Lam Kin-bong - who owns restaurants in the West Midlands - has said he wants to turn the former warship into an international school in China.
He said if he was not allowed to tow it to China he would instead try to berth the stripped-out carrier in Liverpool.
Several bids have been received since Invincible was put up for sale on a government internet auction website.
The vessel, which saw action in the Falklands War, Gulf and Balkans and was based in Portsmouth, was decommissioned in 2005. It was put up for sale on the edisposals, external website and was expected to fetch about £2m.
The UK Ministry of Defence (MoD) said Invincible's engines and many other parts had been salvaged and it was expected to be sold for scrap.
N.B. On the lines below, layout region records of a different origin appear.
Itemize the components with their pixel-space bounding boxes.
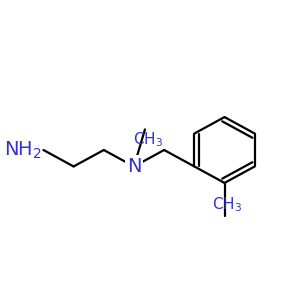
Text: NH$_2$: NH$_2$ — [4, 139, 42, 161]
Text: CH$_3$: CH$_3$ — [212, 196, 242, 214]
Text: CH$_3$: CH$_3$ — [133, 131, 163, 149]
Text: N: N — [127, 157, 141, 176]
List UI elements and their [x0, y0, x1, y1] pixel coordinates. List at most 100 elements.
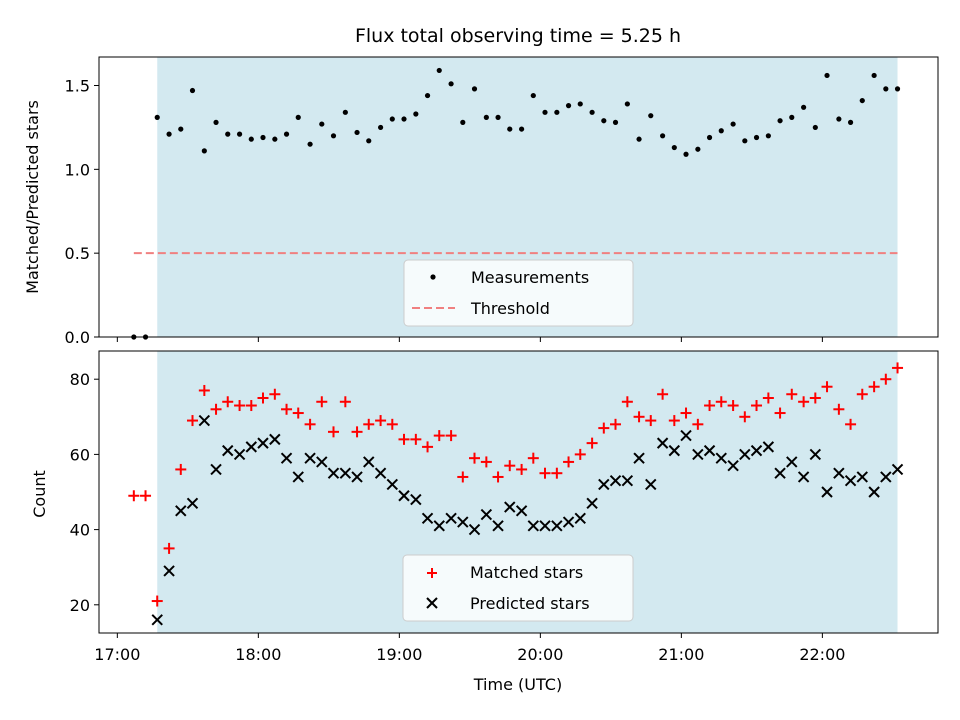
bottom-y-tick-label: 40 — [70, 521, 90, 540]
measurement-point — [565, 103, 572, 109]
matched-star-point — [586, 437, 598, 449]
measurements-series — [131, 67, 901, 340]
measurement-point — [166, 131, 172, 137]
matched-star-point — [833, 403, 845, 415]
predicted-star-point — [786, 456, 798, 468]
matched-star-point — [410, 433, 422, 445]
matched-star-point — [868, 381, 880, 393]
matched-star-point — [668, 415, 680, 427]
measurement-point — [801, 104, 807, 110]
measurement-point — [894, 86, 901, 92]
predicted-star-point — [163, 565, 175, 577]
matched-star-point — [551, 467, 563, 479]
measurement-point — [847, 119, 854, 125]
matched-star-point — [198, 384, 210, 396]
measurement-point — [730, 121, 736, 127]
matched-star-point — [163, 542, 175, 554]
predicted-star-point — [280, 452, 293, 464]
predicted-star-point — [445, 512, 457, 525]
predicted-star-point — [151, 614, 163, 626]
matched-star-point — [657, 388, 669, 400]
predicted-star-point — [245, 441, 257, 453]
top-y-tick-label: 0.0 — [65, 328, 90, 347]
matched-star-point — [527, 452, 539, 464]
bottom-y-tick-label: 80 — [70, 370, 90, 389]
measurement-point — [260, 134, 266, 141]
measurement-point — [612, 119, 619, 125]
predicted-star-point — [186, 497, 199, 509]
matched-star-point — [128, 490, 140, 502]
matched-star-point — [809, 392, 821, 404]
measurement-point — [483, 114, 489, 120]
matched-star-point — [422, 441, 434, 453]
top-legend-box — [403, 259, 634, 327]
measurement-point — [471, 86, 478, 92]
matched-star-point — [504, 460, 516, 472]
top-panel: 0.0 0.5 1.0 1.5 Matched/Predicted stars Mea… — [23, 56, 939, 347]
matched-star-point — [621, 396, 633, 408]
measurement-point — [295, 114, 301, 120]
top-plot-frame — [98, 56, 939, 338]
chart-title: Flux total observing time = 5.25 h — [355, 25, 681, 47]
predicted-star-point — [492, 520, 504, 532]
measurement-point — [871, 72, 877, 79]
measurement-point — [319, 121, 325, 127]
measurement-point — [354, 129, 360, 136]
matched-star-point — [704, 400, 716, 412]
matched-star-point — [140, 490, 152, 502]
predicted-star-point — [210, 463, 222, 476]
measurement-point — [577, 101, 583, 107]
predicted-star-point — [269, 433, 281, 446]
measurement-point — [377, 124, 384, 131]
matched-star-point — [234, 400, 246, 412]
predicted-star-point — [645, 478, 657, 491]
predicted-star-point — [222, 444, 234, 457]
predicted-star-point — [692, 448, 704, 461]
matched-star-point — [363, 418, 375, 430]
predicted-star-point — [386, 478, 399, 491]
measurement-point — [448, 81, 454, 87]
predicted-star-point — [797, 471, 810, 483]
predicted-star-point — [468, 523, 481, 536]
top-x-axis-ticks — [116, 337, 823, 342]
predicted-star-point — [351, 471, 363, 483]
matched-star-point — [245, 400, 257, 412]
predicted-star-point — [680, 429, 692, 442]
bottom-y-tick-label: 60 — [70, 445, 90, 464]
predicted-star-point — [809, 448, 822, 461]
measurement-point — [201, 148, 207, 154]
predicted-star-point — [586, 497, 598, 509]
measurement-point — [401, 116, 407, 122]
measurement-point — [836, 116, 842, 122]
measurement-point — [777, 118, 783, 124]
measurement-point — [436, 67, 442, 74]
measurement-point — [519, 126, 525, 132]
predicted-star-point — [562, 516, 575, 528]
predicted-star-point — [539, 520, 551, 532]
measurement-point — [589, 109, 595, 115]
predicted-star-point — [621, 475, 634, 487]
x-axis-label: Time (UTC) — [473, 675, 562, 694]
x-tick-label: 22:00 — [799, 645, 845, 664]
predicted-star-point — [633, 452, 645, 464]
matched-star-point — [257, 392, 269, 404]
predicted-star-point — [868, 486, 880, 498]
matched-star-point — [210, 403, 222, 415]
predicted-star-point — [398, 490, 410, 502]
matched-star-point — [151, 595, 163, 607]
predicted-star-point — [891, 463, 904, 476]
matched-star-point — [375, 415, 387, 427]
measurement-point — [178, 126, 184, 132]
measurement-point — [660, 133, 666, 139]
predicted-star-point — [304, 452, 316, 464]
measurement-point — [507, 126, 513, 132]
measurement-point — [601, 118, 607, 124]
measurement-point — [530, 92, 536, 99]
matched-star-point — [856, 388, 868, 400]
matched-star-point — [492, 471, 504, 483]
legend-measurements-marker — [430, 274, 436, 280]
measurement-point — [883, 86, 889, 92]
predicted-star-point — [257, 437, 269, 449]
The carrier has been stripped of anything that might be of military use and the blueprints of the ship will not be sold with it.
'Purely commercial'
Mr Lam, who began as a chef and now owns the Wing Wah chain of Chinese restaurants, is also a lawmaker in the city of Zhuhai, in southern China.
He told the South China Morning Post that the bid - entered via his Zhuhai-based company Sunway Yacht Limited - was purely commercial.
If successful in buying the carrier he told reporters he wanted to tow the vessel to Zhuhai and berth it at a marina he is building in the city. He said it would cost £11m to buy the Invincible, tow and convert it.
"My intentions are purely commercial and have nothing to do with the military," he told the English-language newspaper.
If the vessel could not be taken to China his second preference would be to base it in Liverpool and turn it into a school "to boost the understanding of China and the Chinese in Britain".
Mr Lam said he had spoken to the Chinese Embassy in London about the bid and received a supportive response.
The restauranteur moved to London nearly 20 years ago, then to Birmingham where he helped set up the Wing Wah chain of restaurants, which he runs with his wife.
Earlier this week the MoD confirmed a "number of bids" had been received for the carrier and a preferred bidder would be announced once terms had been agreed.
Invincible was laid down at Vickers' shipyard in Barrow in 1973 and launched by the Queen in 1977.
The ship served in the 1982 Falklands War, deploying Harrier fighter aircraft against Argentine forces.
It is one of the navy's three Invincible class anti-submarine warfare carriers, along with HMS Ark Royal and HMS Illustrious.
Ark Royal is to be decommissioned this month and HMS Illustrious in 2014.
The ships will be replaced by two new carriers, HMS Queen Elizabeth and HMS Prince of Wales, which are expected to enter service by the end of the decade.